The Applicant’s solicitors had also argued that the CICAP had failed to take into account the report of the psychologist. Moses J said that there was clear authority for the proposition that where a judge was differing from an expert on questions of fact, he should make clear his reasons for doing so. (Re B (A Minor) (Split Hearings : Jurisdiction) [2000] 1 WLR 790). Nearer to this case was that of Re B v The Criminal Injuries Compensation Appeals Panel [2001] EWHC Admin 1147. The judge in that case was prepared to accept that the panel could differ as to the truthfulness of the allegations of sexual abuse from the experts without full analysis of why they were differing, but he was not prepared to accept that it was open to the panel to differ without giving reasons from the expert’s conclusion as to the reason for the lateness of the articulation of those allegations. The panel had rejected the truth of the Claimant’s account because of that delay. However In Re B was not about whether the time limit should be waived, and in the present case, the chair of the CICAP was considered the question of whether the explanation for delay in bringing the application should be accepted and if accepted, whether it was reasonable and in the interests of justice to waive the time limit. The chair had actually pointed out that the Claimant had reported the matter not only to his GP but also to a mental health team and to a social worker in 1973. She had taken the view that the explanation for the delay, suppressed memory was not made out.

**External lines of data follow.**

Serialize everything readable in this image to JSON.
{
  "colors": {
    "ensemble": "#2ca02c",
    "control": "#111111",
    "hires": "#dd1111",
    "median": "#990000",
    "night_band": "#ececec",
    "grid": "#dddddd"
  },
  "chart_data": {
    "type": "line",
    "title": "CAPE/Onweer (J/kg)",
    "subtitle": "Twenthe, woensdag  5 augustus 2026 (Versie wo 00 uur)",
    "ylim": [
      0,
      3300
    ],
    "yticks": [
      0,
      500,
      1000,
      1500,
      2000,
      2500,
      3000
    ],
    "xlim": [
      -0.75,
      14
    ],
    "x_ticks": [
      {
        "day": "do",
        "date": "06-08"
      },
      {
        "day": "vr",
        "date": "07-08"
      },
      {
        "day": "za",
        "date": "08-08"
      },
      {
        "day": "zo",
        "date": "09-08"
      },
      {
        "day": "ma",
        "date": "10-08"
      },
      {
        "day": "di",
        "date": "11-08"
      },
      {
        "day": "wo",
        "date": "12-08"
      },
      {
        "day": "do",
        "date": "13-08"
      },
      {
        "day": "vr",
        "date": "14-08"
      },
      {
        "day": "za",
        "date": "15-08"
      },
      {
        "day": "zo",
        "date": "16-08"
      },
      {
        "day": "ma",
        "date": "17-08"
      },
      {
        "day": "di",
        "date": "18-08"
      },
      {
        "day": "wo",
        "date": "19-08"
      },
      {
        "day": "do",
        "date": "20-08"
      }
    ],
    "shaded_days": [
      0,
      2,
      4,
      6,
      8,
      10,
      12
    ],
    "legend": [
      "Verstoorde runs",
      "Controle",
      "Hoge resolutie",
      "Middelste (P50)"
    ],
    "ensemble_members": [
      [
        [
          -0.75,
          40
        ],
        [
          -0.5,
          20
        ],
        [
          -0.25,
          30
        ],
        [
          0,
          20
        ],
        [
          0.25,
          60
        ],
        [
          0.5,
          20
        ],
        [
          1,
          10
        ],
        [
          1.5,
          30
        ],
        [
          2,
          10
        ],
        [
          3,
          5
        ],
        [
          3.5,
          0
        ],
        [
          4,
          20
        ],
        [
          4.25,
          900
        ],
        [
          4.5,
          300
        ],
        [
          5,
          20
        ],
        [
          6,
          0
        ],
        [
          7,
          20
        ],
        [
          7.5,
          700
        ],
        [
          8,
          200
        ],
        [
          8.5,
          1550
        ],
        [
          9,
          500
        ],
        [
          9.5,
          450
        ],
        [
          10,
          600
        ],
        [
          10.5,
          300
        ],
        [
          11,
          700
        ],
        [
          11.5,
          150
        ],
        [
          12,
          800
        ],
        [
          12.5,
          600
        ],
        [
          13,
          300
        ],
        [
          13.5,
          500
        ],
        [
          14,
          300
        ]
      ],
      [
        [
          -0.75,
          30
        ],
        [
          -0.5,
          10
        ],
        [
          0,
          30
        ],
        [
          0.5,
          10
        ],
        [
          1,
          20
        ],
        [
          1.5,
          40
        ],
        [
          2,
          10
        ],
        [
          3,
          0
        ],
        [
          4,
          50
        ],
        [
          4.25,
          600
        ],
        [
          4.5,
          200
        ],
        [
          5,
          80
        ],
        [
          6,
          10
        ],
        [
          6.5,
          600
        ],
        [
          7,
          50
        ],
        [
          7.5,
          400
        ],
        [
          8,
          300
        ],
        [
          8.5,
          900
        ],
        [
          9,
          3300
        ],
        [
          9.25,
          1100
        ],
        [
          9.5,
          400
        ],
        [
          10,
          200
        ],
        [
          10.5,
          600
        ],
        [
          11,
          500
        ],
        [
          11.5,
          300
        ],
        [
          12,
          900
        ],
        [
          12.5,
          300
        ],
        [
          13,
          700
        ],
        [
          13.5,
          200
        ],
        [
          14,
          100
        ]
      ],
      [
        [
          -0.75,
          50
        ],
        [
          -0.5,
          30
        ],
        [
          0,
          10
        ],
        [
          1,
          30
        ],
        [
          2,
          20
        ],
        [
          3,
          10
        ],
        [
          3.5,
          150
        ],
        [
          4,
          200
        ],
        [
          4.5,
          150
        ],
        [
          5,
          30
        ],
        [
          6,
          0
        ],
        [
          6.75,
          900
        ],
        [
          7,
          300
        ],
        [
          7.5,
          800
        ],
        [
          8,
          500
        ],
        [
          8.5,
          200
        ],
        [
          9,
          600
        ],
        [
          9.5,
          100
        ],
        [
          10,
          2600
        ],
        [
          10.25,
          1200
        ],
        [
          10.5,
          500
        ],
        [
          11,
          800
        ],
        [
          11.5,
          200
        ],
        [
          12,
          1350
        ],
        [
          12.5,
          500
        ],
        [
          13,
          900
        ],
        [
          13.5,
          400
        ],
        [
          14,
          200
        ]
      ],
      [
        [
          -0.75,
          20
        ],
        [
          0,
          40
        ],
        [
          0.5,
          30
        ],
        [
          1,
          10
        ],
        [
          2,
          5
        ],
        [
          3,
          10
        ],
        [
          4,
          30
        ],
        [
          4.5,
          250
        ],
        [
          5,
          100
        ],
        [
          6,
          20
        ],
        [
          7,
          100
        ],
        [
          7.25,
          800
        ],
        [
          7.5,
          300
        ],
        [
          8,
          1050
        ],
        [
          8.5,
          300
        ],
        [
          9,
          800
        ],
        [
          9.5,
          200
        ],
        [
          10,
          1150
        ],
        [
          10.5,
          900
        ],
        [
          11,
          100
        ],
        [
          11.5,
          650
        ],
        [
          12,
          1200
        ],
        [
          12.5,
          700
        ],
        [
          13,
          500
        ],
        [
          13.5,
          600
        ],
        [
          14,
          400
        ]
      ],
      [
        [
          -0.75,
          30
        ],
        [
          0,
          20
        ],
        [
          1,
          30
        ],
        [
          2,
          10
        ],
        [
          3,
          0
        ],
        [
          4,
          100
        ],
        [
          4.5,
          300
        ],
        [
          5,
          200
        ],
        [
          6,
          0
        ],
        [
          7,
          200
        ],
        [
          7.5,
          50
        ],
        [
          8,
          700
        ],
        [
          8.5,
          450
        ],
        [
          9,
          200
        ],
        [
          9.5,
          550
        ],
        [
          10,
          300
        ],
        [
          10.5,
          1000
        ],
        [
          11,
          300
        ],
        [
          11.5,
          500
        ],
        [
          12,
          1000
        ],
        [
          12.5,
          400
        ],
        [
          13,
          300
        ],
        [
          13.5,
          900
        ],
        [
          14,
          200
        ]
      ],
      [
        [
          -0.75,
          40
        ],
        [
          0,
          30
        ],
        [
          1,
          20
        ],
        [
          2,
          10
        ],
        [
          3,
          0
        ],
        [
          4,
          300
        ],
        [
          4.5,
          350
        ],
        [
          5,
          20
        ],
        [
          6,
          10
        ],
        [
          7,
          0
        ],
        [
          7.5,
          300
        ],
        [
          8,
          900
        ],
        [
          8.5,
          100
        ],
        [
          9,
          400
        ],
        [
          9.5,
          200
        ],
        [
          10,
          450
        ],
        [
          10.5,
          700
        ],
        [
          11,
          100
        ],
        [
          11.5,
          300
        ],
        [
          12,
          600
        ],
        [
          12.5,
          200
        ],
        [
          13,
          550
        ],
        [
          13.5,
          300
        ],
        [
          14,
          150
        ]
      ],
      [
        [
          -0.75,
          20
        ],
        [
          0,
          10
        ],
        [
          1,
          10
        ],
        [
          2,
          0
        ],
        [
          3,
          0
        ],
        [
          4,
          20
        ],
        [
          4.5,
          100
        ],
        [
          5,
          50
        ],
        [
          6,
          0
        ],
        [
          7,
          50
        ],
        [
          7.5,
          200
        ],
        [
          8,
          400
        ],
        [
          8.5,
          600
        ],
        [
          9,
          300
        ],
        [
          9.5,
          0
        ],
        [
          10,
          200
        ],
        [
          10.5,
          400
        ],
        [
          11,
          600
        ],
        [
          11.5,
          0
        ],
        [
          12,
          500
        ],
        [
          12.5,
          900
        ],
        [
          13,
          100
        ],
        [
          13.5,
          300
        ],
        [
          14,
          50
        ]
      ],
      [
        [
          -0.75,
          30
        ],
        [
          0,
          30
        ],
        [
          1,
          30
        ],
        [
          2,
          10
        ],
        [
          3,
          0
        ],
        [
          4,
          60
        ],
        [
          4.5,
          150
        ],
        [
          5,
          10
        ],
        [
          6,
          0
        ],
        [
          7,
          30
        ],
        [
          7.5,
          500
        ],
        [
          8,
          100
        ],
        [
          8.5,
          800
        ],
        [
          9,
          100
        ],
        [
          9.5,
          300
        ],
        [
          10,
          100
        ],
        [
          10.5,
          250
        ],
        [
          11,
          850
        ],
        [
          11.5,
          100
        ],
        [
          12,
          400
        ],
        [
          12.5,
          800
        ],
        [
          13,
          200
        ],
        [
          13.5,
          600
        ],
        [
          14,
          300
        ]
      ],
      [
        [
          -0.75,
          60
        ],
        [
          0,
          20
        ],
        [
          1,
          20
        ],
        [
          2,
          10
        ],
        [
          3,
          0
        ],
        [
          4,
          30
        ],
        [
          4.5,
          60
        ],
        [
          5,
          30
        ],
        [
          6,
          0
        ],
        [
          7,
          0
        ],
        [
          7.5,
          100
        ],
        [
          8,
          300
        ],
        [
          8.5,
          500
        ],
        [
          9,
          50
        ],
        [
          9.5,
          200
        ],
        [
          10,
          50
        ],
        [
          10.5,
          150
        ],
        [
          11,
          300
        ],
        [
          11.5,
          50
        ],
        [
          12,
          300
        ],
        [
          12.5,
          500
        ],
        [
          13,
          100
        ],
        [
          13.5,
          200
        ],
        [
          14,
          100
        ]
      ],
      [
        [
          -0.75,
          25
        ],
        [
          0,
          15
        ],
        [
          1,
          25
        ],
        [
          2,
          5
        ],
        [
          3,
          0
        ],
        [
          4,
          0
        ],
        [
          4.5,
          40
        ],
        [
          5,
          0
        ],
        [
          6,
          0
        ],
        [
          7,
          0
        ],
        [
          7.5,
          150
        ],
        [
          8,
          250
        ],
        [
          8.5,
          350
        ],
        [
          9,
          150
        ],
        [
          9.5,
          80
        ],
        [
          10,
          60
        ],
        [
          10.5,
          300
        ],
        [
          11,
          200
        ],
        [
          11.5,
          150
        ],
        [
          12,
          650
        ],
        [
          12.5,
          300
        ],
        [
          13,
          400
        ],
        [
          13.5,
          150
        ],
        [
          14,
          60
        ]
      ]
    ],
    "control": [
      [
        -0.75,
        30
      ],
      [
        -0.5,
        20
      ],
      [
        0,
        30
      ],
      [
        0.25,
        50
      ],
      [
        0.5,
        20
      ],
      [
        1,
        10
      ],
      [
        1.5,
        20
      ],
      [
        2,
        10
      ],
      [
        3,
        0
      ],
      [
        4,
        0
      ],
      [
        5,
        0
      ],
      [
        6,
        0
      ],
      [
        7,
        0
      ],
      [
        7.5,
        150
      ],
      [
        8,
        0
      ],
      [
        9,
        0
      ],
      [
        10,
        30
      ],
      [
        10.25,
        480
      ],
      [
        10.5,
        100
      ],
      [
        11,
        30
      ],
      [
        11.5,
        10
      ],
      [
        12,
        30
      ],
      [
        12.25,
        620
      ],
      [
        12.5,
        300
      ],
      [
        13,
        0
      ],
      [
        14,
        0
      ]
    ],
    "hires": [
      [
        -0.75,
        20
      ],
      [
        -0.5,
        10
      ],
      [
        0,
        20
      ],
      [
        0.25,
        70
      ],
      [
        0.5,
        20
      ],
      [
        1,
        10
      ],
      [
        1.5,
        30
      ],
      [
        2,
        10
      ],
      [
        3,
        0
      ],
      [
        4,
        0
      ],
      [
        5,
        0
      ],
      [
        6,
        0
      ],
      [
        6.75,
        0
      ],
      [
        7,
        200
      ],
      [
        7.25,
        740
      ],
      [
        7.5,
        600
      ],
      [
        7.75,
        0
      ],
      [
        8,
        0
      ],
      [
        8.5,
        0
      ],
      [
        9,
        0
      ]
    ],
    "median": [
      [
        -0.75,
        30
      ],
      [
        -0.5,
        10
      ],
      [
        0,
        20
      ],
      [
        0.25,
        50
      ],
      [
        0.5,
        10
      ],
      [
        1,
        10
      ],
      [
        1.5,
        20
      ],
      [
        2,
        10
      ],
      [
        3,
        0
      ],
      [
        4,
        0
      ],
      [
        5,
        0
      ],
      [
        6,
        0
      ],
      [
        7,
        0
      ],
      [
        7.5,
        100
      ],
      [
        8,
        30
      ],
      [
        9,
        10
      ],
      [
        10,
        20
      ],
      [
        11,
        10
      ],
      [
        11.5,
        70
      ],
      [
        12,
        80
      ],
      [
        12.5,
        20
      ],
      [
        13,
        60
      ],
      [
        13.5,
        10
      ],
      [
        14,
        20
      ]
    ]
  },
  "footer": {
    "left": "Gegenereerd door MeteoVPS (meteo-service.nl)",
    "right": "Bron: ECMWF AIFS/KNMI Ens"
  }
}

The Appeal Panel had to consider the case in the context of the provisions of the Scheme, and in particular bearing in mind the delay caused to other cases by investigating cases where the incidents had taken place a very long time ago. The Applicant’s credibility had not been impugned.
In relation to any irrationality, in light of the above comments little remained to be said. The application for judicial review would be dismissed.